Just sticking on the topic of free cash flow. As we look out into 2021 and see that trend continuing and maybe even expanding, just kind of curious to get your all thoughts if you could kind of maybe fore shrink the opportunity set within uses of that free cash flow, whether that would be potential dividend increases, buybacks, acquisitions, things of that nature?
I feel comfortable with our dividend level, and we want to make sure it's a priority and sustainable in multiple outcomes. So I think, 2021, the priority is going to be on debt pay downs.
And our next question is from Gail Nicholson from Stephens.
A quick question on LOE. 90% of the operated volumes have variable lifting costs sub $3 per Boe. Can you talk about the components that make up that $3 per Boe on the variable lifting cost?

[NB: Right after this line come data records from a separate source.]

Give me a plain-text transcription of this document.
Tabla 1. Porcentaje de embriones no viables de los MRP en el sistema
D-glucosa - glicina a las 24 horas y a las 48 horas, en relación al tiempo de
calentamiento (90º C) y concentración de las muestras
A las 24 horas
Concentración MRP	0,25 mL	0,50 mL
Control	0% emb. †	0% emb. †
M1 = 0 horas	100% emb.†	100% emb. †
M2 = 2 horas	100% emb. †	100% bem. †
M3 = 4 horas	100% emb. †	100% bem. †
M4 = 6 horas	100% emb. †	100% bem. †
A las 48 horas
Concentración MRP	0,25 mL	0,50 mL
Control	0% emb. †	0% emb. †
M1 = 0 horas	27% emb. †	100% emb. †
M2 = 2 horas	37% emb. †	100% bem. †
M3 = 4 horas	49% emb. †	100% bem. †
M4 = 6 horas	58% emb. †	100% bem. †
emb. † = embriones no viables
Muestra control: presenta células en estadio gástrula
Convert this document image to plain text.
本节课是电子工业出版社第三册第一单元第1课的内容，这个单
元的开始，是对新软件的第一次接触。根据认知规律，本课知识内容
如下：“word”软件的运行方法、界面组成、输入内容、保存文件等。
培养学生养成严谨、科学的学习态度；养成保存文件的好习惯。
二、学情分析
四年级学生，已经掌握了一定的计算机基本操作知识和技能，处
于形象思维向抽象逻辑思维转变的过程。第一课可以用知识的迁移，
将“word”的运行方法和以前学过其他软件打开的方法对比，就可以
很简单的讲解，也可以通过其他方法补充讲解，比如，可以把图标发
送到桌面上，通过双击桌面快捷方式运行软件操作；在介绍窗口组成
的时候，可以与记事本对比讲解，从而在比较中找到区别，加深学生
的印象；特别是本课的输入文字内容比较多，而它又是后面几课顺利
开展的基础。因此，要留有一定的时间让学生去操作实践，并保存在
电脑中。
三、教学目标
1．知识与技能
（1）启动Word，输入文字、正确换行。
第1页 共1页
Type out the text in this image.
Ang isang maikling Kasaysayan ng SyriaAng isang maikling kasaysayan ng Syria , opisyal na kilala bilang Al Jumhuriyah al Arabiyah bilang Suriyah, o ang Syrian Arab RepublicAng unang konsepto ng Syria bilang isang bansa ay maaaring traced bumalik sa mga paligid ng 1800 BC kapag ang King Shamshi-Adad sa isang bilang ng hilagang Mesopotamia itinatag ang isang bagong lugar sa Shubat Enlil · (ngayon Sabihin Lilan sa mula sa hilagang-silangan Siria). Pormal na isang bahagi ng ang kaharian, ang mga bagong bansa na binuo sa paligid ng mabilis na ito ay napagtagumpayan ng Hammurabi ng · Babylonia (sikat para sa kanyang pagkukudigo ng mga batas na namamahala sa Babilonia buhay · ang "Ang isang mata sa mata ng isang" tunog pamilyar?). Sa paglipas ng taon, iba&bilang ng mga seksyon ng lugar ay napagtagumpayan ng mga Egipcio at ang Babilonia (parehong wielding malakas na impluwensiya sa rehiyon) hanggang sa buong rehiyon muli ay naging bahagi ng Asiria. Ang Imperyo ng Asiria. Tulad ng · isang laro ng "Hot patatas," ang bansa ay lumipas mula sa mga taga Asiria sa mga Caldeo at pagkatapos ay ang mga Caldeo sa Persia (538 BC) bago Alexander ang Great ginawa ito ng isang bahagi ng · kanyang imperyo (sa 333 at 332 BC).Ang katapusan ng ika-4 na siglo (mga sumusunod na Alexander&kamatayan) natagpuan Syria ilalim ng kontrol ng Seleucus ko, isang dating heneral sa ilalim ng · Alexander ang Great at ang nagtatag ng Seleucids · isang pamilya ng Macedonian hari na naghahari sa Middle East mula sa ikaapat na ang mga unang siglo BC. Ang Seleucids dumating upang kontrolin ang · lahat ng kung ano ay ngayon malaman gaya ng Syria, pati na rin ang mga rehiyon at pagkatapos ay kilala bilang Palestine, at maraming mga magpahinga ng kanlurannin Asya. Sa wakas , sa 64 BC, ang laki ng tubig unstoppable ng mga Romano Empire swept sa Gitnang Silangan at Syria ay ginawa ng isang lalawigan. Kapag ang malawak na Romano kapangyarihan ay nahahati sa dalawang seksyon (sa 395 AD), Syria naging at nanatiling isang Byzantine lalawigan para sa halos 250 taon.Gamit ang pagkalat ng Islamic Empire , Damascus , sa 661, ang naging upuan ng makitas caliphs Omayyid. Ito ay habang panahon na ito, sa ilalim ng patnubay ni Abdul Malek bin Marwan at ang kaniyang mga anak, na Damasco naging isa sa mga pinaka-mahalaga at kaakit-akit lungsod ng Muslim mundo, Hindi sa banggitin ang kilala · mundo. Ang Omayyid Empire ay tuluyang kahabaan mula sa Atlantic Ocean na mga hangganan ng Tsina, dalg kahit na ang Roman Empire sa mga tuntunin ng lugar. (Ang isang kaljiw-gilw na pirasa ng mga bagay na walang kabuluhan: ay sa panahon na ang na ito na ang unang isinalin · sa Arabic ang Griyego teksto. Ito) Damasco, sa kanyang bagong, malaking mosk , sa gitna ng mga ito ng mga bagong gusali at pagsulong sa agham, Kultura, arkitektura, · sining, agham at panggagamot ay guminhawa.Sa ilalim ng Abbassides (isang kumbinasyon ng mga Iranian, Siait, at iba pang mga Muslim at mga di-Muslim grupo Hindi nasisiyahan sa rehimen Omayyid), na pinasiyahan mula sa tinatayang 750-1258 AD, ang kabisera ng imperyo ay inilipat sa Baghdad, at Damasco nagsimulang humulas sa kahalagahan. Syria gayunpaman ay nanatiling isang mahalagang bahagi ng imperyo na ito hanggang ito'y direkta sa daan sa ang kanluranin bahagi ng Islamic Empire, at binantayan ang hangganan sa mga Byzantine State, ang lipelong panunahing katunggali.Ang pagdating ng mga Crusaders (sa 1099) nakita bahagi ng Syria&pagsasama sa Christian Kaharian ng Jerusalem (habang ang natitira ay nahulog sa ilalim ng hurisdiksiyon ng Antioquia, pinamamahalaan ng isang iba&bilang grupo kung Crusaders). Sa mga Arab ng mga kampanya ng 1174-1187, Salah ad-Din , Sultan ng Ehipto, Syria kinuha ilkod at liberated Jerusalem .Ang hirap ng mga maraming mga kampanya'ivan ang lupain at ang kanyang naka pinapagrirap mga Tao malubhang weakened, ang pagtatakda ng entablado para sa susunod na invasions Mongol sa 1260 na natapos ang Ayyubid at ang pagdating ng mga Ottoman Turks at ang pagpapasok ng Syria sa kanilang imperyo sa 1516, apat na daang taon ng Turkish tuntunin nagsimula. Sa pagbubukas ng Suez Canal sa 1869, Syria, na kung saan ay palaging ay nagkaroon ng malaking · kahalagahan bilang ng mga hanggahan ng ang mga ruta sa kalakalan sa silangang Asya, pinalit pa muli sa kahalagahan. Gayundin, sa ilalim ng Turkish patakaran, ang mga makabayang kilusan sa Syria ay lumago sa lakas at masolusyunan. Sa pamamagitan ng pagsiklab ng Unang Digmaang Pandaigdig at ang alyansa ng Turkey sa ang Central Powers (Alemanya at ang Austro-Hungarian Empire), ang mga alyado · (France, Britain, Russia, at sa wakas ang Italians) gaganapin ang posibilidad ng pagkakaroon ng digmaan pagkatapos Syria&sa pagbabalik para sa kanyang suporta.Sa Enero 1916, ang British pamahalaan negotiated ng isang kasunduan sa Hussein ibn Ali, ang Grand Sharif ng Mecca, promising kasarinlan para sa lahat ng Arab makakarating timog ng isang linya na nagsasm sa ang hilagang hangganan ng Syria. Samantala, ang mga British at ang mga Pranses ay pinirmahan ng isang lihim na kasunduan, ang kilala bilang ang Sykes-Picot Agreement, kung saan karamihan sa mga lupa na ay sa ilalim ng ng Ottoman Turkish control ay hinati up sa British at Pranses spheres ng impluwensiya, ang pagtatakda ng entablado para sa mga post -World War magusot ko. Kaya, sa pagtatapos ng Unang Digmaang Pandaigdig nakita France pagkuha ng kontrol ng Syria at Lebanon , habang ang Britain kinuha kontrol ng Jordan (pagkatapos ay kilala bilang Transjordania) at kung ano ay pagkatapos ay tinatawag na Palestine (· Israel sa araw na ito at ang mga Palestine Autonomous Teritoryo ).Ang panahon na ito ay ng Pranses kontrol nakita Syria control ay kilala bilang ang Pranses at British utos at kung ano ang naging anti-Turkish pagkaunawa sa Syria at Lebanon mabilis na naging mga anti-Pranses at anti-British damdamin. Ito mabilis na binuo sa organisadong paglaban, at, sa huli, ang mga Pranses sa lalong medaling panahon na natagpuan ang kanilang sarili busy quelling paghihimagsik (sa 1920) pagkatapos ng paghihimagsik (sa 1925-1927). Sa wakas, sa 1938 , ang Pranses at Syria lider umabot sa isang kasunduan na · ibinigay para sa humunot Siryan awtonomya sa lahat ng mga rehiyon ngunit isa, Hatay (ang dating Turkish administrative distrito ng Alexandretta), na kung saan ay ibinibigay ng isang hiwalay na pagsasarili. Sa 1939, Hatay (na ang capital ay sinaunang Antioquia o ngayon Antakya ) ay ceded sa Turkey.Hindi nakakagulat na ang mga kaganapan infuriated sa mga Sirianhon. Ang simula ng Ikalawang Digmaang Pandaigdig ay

Sure, Gail. I'll speak at a high level. I mean there are certain things that that are variable probably regardless of which operators you'd ask, chemicals, water disposal, come to mind, things like electricity. So I would say we're probably similar in how we characterize that to many operators, more of those true per barrel costs on the LOE side. And we say that 90% of it is below $3 per Boe. And most of those barrels are well below that. So it just speaks to the ability of these wells to capture strong positive margins even these suppressed commodity price environments.
And our next question is from Phillips Johnston from Capital One.
My question relates to Slide 6. I appreciate the chart that shows oil production might look like throughout the rest of the year. My question is, what do you think your oil mix might look like over that time frame? I guess there's 2 factors there. First, you're flaring less gas going forward? And second, your producing wells will presumably see higher GORs as they naturally roll down the PDP curve and, obviously, the run rate of new well POPs to sort of offset that trend will step down significantly?
Yes. I'd say we're -- we predict 63%, bringing back online with some infrastructure here, some gas, so maybe 61% to 62%, and that should capture any natural GOR increases over time. That's kind of our historic run rate as we flatten activities here for this year.
And then our next question is from Gabe Daoud from Cowen.
Just a quick clarification for me. Is the $600 million maintenance capital number, an all-in number or is that just D&C?
Yes, Gabe, that is definitively an all-in number.
And we have reached the end of our question-and-answer session. And with that, this concludes today's conference, and you may disconnect your lines at this time. Thank you for your participation.